More than five months after Hurricane Maria decimated Puerto Rico, local company Thompson Pump and its workers are still on the island helping citizens recover from the aftermath of the worst storm in the country’s history. Thompson Pump’s tireless efforts helped save an entire community from a potentially catastrophic flood and provided safe drinking water to more than 200,000 citizens.
Hurricane Maria’s sustained winds of more than 150 mph and 30-plus in. of rain left behind a shocking path of destruction. In the immediate aftermath of the storm, Thompson Pump was among the companies contacted to place bids on a relief contract from the United States Army Corps of Engineers. Thompson subsequently was given the go-ahead by the government agency and immediately mobilized a team of workers, traveling to Puerto Rico to formulate a strategy to help save a large community of residents living downstream from the Guajataca Dam.
When the dam’s spillway failed, it caused an outpouring of water resulting in major erosion that necessitated the evacuation of 70,000 area homes. During and immediately after the storm, there was a real fear they could lose the dam entirely.
“We were going into a situation with a lot of unknowns. We hadn’t seen the jobsite yet, other than in photos from the Corp and satellite images. The area was remote, with no cellphone coverage and few supplies available. We planned to be one hundred percent self-sufficient, to the point that we were prepared to camp at the site,” said Bobby Zitzka, National Sales Manager for Thompson Pump. “Because of the experience of the team, we were confident we’d be able to overcome any obstacles.”
In less than 24 hours, a team of 13 Thompson Pump workers were on the ground in Puerto Rico. All told, 35 Thompson staff members have been in the area at least once during the crisis.
“The selflessness of our people has been remarkable,” said Chris Thompson, President of Thompson Pump. “The number of our employees who volunteered to put their own lives on hold to help the people of Puerto Rico is outstanding. I’m really proud of the way our team came together to accomplish this challenging project.”

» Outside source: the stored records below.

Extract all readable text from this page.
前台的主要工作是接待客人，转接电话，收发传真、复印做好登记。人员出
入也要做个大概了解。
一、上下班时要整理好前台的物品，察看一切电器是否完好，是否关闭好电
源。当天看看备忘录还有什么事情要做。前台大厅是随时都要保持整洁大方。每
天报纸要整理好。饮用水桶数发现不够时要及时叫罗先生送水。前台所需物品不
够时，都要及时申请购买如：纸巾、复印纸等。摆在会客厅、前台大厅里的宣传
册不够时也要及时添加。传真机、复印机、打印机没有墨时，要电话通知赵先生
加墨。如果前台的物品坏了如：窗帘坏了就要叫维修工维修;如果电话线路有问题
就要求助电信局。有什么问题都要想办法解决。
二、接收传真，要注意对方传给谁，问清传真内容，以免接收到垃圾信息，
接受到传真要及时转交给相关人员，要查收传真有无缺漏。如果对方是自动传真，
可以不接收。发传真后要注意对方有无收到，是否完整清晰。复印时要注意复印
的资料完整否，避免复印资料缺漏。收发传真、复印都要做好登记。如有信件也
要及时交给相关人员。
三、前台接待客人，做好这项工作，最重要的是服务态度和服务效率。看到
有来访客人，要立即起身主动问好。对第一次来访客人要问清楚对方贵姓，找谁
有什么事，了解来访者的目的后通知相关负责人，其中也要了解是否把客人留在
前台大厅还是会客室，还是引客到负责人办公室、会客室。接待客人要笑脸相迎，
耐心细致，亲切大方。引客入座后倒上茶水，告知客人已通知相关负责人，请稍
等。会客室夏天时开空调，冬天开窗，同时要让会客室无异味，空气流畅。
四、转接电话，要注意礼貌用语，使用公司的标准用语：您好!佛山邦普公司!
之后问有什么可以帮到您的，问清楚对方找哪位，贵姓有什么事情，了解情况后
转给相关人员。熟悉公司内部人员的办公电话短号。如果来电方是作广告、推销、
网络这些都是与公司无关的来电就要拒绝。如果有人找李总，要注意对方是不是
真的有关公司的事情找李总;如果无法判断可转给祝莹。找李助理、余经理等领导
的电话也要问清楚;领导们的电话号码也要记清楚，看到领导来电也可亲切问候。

Ten complete systems consisting of 18” pumps, suction and discharge lines, and elbows and fittings were needed to provide relief. The process of staging this equipment and delivering it to the jobsite was an arduous one. Ultimately, due to the volume of equipment necessary to complete the job (approximately 25 truckloads of equipment and supplies, including fusion trailers, skid steers and service trucks), the decision was made that two systems would be flown over to expedite the implementation, while the rest would arrive by barge.
As Thompson Pump began the job of lowering the dam’s water level, thus alleviating the possibility of major flooding, the U.S. Army Corps of Engineers realized Thompson’s workers and equipment could be utilized for yet another vital purpose — providing drinking water for almost a quarter of a million people desperate for it.
Within days of the equipment’s arrival in Puerto Rico, the first two pumps were used to reroute water from the Guajataca lake reservoir to a canal feeding three water treatment plants. The remaining eight pumps were deployed in a similar manner shortly thereafter, allowing clean water for the community’s citizens for the first time in weeks.
Thompson Pump is still providing an integral role in the recovery process. Their pumps continue to operate non-stop. Workers continue to be on the ground providing ongoing maintenance and around-the-clock pump operation assistance. Their working agreement was recently extended by the US Government, assuring Thompson Pump’s presence in Puerto Rico for at least six more months.